Most food and beverage manufacturers have been working with downstream data for years, but the DSR has some advantages over the traditional approach. First, point of sale data flowing into a DSR is typically more granular (in terms of level of detail) and more comprehensive (in terms of the number of retailer stores covered). Thus, it can be more useful than the shipment data or even the syndicated data that CP companies have relied on for so many years.

Second, the DSR provides data that is more current. Manufacturers can receive daily data on a daily basis from some retailers or at a minimum, daily data on a weekly or monthly basis from most of the largest retailers. This enables companies to analyze and understand sales activity almost as it happens: across key retailer channels; with core products as well as new product launches; with specific trade promotions and events; and even how key competitor activity is impacting sales. The depth and richness of insights derived from a DSR are significant.

Downstream Data Challenges

Building a DSR is not without its challenges, however, and many companies struggle to realize the full value of their investment. Traditionally, the process of cleaning and harmonizing downstream data has been slow and tedious. Additionally, the current approaches foster an environment of silos in an organization—multiple teams working in parallel, duplicating activities and addressing similar issues, but each within its own area.

While companies can often get a quick win looking at downstream data for a particular account team, these results aren’t repeatable. For example, if your company is going to make the investment to build an out-of-stock reporting solution or a mobile application for store performance measurement, why not do it in a way that can be scaled across all account teams?

Another factor to consider with regard to DSR is the way account teams typically attribute retailer POS data to make it more useful to the end user. Account teams take POS data and add attributes such as organizational and product hierarchy data that will enable them to slice and dice the data along different dimensions. When data is managed in silos and teams are left to attribute data on their own, the result is a set of fragmented environments that are difficult to coordinate at an enterprise level.
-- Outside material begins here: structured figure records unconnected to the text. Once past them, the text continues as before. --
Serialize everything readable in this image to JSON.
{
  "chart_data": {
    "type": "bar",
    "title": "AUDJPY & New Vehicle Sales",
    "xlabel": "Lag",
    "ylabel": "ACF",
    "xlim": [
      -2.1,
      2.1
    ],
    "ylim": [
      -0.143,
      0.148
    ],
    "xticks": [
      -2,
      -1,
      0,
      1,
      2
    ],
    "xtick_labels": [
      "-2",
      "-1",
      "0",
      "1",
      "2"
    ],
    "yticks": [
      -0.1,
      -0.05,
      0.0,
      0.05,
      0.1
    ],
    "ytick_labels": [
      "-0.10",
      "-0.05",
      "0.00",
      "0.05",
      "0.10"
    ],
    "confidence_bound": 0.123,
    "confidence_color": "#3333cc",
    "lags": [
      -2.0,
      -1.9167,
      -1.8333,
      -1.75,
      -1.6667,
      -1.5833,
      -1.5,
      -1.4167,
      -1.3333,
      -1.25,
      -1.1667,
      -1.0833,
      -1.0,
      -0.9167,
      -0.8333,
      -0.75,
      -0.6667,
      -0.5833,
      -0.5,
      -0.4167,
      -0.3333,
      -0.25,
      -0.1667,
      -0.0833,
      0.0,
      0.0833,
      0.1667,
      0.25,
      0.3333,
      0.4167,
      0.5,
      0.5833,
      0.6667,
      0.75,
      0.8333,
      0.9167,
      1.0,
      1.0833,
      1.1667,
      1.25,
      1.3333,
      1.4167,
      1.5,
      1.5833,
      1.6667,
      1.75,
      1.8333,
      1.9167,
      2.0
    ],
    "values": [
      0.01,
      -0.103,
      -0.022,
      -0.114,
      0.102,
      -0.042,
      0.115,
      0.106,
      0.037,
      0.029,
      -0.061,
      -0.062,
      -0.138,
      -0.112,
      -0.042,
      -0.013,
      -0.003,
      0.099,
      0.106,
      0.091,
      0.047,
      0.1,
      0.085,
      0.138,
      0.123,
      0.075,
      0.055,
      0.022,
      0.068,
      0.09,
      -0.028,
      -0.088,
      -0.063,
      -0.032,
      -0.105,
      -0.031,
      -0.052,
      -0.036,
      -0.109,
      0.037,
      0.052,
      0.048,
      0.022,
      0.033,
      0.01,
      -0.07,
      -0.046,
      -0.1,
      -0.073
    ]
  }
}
Making The DSR An Enterprise Discipline

To combat these challenges, manufacturers are now focusing on a common, enterprise approach for managing downstream data. If companies integrate, manage and attribute all of the data in the same way, then global reporting becomes possible. Data analysts can lay reporting templates across different sets of retailer data uniformly, yielding new insights and patterns that enhance decision making. This helps companies scale analytical solutions based on that data more rapidly.
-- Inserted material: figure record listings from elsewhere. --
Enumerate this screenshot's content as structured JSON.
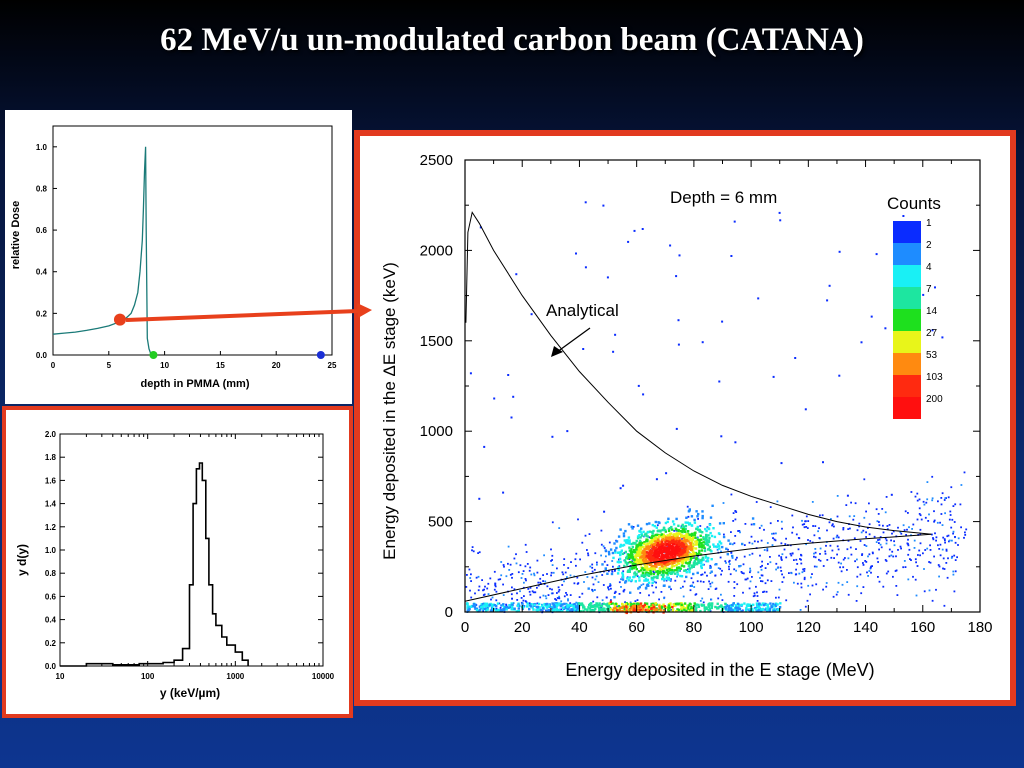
{
  "slide": {
    "title": "62 MeV/u un-modulated carbon beam (CATANA)"
  },
  "chart_data": [
    {
      "type": "line",
      "xlabel": "depth in PMMA (mm)",
      "ylabel": "relative Dose",
      "xlim": [
        0,
        25
      ],
      "ylim": [
        0,
        1.1
      ],
      "xticks": [
        "0",
        "5",
        "10",
        "15",
        "20",
        "25"
      ],
      "yticks": [
        "0.0",
        "0.2",
        "0.4",
        "0.6",
        "0.8",
        "1.0"
      ],
      "series": [
        {
          "x": [
            0,
            1,
            2,
            3,
            4,
            5,
            6,
            6.5,
            7,
            7.3,
            7.6,
            7.8,
            8.0,
            8.1,
            8.2,
            8.3,
            8.35,
            8.45,
            8.6,
            8.8
          ],
          "y": [
            0.1,
            0.105,
            0.11,
            0.118,
            0.128,
            0.14,
            0.16,
            0.175,
            0.2,
            0.24,
            0.3,
            0.4,
            0.55,
            0.7,
            0.88,
            1.0,
            0.6,
            0.08,
            0.03,
            0.0
          ]
        }
      ],
      "markers": [
        {
          "x": 6,
          "y": 0.17,
          "color": "#e8401c"
        },
        {
          "x": 9,
          "y": 0.0,
          "color": "#22cc22"
        },
        {
          "x": 24,
          "y": 0.0,
          "color": "#1a2fd6"
        }
      ],
      "grid": false
    },
    {
      "type": "line",
      "xlabel": "y (keV/µm)",
      "ylabel": "y d(y)",
      "xscale": "log",
      "xlim": [
        10,
        10000
      ],
      "ylim": [
        0,
        2.0
      ],
      "xticks": [
        "10",
        "100",
        "1000",
        "10000"
      ],
      "yticks": [
        "0.0",
        "0.2",
        "0.4",
        "0.6",
        "0.8",
        "1.0",
        "1.2",
        "1.4",
        "1.6",
        "1.8",
        "2.0"
      ],
      "series": [
        {
          "x": [
            10,
            20,
            40,
            80,
            150,
            200,
            250,
            300,
            330,
            360,
            390,
            420,
            460,
            500,
            550,
            600,
            700,
            800,
            1000,
            1200,
            1400
          ],
          "y": [
            0.0,
            0.02,
            0.01,
            0.02,
            0.03,
            0.05,
            0.15,
            0.7,
            1.4,
            1.7,
            1.75,
            1.6,
            1.1,
            0.7,
            0.45,
            0.35,
            0.25,
            0.18,
            0.12,
            0.05,
            0.0
          ]
        }
      ],
      "grid": false
    },
    {
      "type": "heatmap",
      "xlabel": "Energy deposited in the E stage (MeV)",
      "ylabel": "Energy deposited in the ΔE stage (keV)",
      "xlim": [
        0,
        180
      ],
      "ylim": [
        0,
        2500
      ],
      "xticks": [
        "0",
        "20",
        "40",
        "60",
        "80",
        "100",
        "120",
        "140",
        "160",
        "180"
      ],
      "yticks": [
        "0",
        "500",
        "1000",
        "1500",
        "2000",
        "2500"
      ],
      "annotation_depth": "Depth = 6 mm",
      "annotation_curve": "Analytical",
      "analytical_curve": {
        "x": [
          0.3,
          1,
          2.5,
          5,
          10,
          20,
          30,
          40,
          50,
          60,
          70,
          80,
          90,
          100,
          110,
          120,
          130,
          140,
          150,
          160,
          163
        ],
        "y": [
          1600,
          2100,
          2210,
          2150,
          2000,
          1750,
          1530,
          1330,
          1160,
          1000,
          880,
          780,
          700,
          640,
          590,
          540,
          500,
          470,
          450,
          435,
          430
        ]
      },
      "lower_branch": {
        "x": [
          0,
          20,
          40,
          60,
          80,
          100,
          120,
          140,
          163
        ],
        "y": [
          60,
          130,
          200,
          260,
          310,
          350,
          380,
          405,
          430
        ]
      },
      "colorbar": {
        "title": "Counts",
        "levels": [
          "1",
          "2",
          "4",
          "7",
          "14",
          "27",
          "53",
          "103",
          "200"
        ],
        "colors": [
          "#0a2cff",
          "#1e8cff",
          "#19f0f5",
          "#1de6a0",
          "#1ee01e",
          "#e8f51a",
          "#ff8a10",
          "#ff2a10",
          "#ff0f0f"
        ]
      },
      "dense_cluster": {
        "x": [
          60,
          80
        ],
        "y": [
          250,
          480
        ]
      }
    }
  ]
}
A unified DSR approach also fosters collaboration and sharing of “best practices” among teams. The sales teams focused on key retailers have many nuances that set them apart from each other, but overall there are more similarities than differences.  For example, one account team might add 100 different attributes to the data from their retailer in order to analyze it.
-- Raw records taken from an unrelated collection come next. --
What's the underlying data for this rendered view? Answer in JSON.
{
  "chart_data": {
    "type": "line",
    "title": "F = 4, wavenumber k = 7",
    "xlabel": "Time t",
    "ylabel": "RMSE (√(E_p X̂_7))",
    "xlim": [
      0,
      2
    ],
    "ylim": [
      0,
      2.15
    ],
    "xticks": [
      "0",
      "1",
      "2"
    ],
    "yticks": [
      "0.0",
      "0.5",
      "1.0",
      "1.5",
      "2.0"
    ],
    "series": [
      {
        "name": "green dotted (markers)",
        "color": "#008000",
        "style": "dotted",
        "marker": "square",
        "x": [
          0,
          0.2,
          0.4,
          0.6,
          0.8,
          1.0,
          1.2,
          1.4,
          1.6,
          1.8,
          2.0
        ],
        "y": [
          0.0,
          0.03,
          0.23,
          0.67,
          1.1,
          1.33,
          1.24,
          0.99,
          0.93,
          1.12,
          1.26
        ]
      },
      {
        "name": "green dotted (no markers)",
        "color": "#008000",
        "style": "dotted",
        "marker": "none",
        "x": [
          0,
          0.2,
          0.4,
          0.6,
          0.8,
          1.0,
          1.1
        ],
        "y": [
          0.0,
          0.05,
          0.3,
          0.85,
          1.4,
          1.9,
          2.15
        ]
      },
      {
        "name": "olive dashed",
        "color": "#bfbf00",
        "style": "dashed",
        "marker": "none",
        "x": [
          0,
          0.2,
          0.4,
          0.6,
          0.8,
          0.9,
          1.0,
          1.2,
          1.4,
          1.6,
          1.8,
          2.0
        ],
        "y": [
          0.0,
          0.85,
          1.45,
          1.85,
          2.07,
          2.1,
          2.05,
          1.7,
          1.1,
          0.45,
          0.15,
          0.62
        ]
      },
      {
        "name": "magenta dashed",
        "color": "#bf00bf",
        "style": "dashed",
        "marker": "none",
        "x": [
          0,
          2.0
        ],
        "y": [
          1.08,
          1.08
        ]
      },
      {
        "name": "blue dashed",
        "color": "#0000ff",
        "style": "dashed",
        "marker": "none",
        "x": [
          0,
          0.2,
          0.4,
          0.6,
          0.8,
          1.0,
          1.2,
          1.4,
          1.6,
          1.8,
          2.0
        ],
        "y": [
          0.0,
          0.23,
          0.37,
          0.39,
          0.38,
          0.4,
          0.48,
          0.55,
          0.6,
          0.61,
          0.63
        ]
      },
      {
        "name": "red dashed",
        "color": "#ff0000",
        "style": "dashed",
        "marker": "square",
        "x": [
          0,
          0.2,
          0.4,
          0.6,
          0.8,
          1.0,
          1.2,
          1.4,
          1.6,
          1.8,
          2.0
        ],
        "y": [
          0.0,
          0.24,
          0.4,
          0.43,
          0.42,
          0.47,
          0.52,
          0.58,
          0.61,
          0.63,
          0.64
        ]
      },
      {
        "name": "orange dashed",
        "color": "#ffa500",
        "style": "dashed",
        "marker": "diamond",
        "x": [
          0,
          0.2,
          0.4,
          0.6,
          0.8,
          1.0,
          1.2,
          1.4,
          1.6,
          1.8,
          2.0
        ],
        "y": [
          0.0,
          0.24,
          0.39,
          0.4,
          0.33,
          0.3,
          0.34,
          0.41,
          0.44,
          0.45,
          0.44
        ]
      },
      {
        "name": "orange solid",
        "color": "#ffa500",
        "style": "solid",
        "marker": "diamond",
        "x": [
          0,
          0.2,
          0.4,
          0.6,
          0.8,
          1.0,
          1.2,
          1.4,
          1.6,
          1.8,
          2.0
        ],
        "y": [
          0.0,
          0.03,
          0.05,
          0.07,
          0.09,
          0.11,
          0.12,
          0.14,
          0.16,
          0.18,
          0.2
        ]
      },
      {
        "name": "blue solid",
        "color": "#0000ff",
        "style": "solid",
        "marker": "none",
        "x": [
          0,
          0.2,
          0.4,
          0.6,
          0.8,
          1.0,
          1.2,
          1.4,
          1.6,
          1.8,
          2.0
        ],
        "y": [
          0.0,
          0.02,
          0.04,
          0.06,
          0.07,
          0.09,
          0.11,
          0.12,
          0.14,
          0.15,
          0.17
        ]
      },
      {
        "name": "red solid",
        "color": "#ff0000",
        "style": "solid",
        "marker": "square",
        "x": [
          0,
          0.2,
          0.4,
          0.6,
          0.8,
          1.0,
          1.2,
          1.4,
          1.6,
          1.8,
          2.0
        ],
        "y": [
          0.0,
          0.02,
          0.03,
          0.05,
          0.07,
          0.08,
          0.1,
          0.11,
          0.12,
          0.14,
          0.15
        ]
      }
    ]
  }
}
Other account teams may not currently be working with all of those attributes; nevertheless, it can be useful to see how others are using the data to glean new techniques/insights. This is apparent when tackling large-scale strategic issues like trade promotion effectiveness, where it can be highly beneficial to look at the data across all the teams.

Looking Ahead

As the food industry continues to move towards GS1 as a way to better way to align sales data across a myriad of end points, downstream data will likely become more consistent and robust. This will, no doubt, make the DSR even more valuable to food manufacturers. At some point, we’ll likely see the benefits of the DSR extend into the food service arena as well.